Modern Kimchi (traditional fermented and spiced cabbage)
Our first night we stayed in a lively neighbourhood of the 2nd biggest and port city, Busan, that wrapped us in a warm, southerly Mediterranean feeling. Many local and international cafes and bars around. Groups of elderly women with a perm hairstyle sitting at the street corners and chatting. A loudspeaker from a nearby mechanic with blaring traditional Korean music. Dinner scents from nearby restaurants. Street performers surrounded by large cheering crowds. A simple – but English speaking woman – covered in construction dust, offered help as we seemed lost and called our host to confirm the address.
The next day we visited the Korean “Machu Pichu”, that reminded me a lot of the colourful Chilean port city Valparaiso.
Korean “Machu Pichu”
Gamcheon culture village was once a slum, that had been totally transformed by wall paintings, graffiti and sculptures undertaken by local and international artists as well as students.
The village is squeezed on a steep hill with mainly staircases, teeny tiny footpaths and narrow roads connecting the coloured houses.
Tiny Footpath and Friendly Smile
Amaya and Tayanika were delighted by a treasure hunt for stamps that are hidden at public art galleries or small museums.
In Seoul we stayed our first night at the hip and trendy neighbourhood of Gangnam, that is known to the world since the world music hit “Gangnam Style”.

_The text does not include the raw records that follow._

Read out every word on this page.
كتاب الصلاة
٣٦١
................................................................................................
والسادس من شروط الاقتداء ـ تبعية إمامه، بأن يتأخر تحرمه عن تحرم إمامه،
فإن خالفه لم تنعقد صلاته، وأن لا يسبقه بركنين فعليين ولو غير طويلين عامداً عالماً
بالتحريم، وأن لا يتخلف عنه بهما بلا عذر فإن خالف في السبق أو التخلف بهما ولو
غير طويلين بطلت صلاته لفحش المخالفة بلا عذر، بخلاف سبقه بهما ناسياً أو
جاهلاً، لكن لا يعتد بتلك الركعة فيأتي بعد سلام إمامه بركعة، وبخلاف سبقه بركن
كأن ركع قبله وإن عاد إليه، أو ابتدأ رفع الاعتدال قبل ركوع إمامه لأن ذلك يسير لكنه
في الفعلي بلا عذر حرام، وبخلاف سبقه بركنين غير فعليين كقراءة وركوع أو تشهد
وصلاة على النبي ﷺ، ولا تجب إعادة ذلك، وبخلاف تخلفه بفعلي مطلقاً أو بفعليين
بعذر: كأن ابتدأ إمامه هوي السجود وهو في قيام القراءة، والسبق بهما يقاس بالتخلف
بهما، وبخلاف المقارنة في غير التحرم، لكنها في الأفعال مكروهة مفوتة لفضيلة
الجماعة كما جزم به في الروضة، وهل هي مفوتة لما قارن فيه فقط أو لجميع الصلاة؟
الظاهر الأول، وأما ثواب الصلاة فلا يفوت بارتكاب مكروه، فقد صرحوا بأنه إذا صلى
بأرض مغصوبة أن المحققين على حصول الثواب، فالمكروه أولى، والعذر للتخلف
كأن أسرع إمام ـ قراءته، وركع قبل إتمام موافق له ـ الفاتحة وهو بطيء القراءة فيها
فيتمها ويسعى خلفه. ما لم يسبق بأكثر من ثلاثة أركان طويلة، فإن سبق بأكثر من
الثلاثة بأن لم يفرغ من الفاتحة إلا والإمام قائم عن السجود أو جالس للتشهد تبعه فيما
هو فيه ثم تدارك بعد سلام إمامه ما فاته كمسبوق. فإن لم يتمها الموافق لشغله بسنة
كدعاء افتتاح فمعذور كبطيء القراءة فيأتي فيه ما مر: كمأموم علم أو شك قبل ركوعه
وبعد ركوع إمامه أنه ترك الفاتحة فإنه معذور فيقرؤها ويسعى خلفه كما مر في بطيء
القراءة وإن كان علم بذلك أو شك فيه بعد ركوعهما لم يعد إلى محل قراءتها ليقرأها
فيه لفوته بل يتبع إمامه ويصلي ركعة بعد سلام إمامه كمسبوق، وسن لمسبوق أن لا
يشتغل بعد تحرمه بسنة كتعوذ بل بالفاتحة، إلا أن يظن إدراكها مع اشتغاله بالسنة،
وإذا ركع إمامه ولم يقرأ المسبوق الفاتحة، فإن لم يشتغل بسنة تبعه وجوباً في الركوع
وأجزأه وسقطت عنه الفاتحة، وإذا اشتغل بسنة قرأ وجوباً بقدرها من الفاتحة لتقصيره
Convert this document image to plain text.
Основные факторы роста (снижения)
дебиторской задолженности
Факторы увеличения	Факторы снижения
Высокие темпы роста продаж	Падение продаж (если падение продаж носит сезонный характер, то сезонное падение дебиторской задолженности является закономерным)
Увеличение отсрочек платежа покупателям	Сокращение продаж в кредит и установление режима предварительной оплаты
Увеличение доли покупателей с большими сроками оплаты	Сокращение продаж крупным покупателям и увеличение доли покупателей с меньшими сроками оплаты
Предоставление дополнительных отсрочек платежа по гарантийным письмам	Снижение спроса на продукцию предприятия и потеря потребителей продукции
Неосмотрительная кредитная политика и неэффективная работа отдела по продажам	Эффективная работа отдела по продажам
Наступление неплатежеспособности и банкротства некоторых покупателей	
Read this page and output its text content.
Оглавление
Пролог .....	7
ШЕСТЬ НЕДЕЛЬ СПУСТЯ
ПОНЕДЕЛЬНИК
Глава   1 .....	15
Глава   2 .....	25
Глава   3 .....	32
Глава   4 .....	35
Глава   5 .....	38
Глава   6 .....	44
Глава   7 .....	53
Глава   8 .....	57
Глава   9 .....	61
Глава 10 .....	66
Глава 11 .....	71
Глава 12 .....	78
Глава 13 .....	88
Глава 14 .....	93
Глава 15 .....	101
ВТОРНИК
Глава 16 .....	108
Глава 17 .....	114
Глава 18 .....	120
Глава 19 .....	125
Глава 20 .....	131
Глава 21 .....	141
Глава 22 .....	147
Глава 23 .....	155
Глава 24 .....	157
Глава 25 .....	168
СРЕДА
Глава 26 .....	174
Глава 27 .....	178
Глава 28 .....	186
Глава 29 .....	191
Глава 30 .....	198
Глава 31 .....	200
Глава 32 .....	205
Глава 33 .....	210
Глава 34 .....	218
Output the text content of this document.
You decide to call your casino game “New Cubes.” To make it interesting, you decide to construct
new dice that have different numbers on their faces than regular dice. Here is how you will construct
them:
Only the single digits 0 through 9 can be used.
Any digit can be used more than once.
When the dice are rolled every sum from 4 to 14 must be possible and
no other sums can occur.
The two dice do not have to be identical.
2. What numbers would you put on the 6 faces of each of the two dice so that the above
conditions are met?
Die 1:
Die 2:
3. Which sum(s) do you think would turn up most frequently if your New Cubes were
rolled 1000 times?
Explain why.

Since then Amaya and Tayanika keep asking for the K-Pop video every evening before bedtime to be played again and again. Of course we had to try out the horse riding dance moves of funny and ironic Psy, the singer. The children loved especially the toilet and hotbath scene, where the cheeky star clearly did things that one is not supposed to do:-)
Our next stay was in a lovely Air BnB of another neighbourhood of Seoul, Itaewon.
This international, multi cultural neighbourhood with Bob Marley’s One Love, Rainbow flags (indicating LGBT clubs), a Korean Che Guevara and Halal Turkish, Veg Indian as well as African restaurants delighted our various family members.
Even in the glittering and cultural city centre we could observe the visible variety and facets of the Korean society. Greenpeace and WWF booths, as well as activities for the disabled can be found in close vicinity to a large peaceful political manifestation and many unagitated policemen around (similar to most in Germany).
While I was working on our personal finances, Amiram and the children were very impressed by Seoul’s Dongdaemun Design Plaza and its innovative design.
Dongdaemun Design Plaza
Clearly with the urban South Koreans’ openness to subcultures and art, these neighbourhoods of Seoul and Busan can rival alternative neighbourhoods of London and Amsterdam.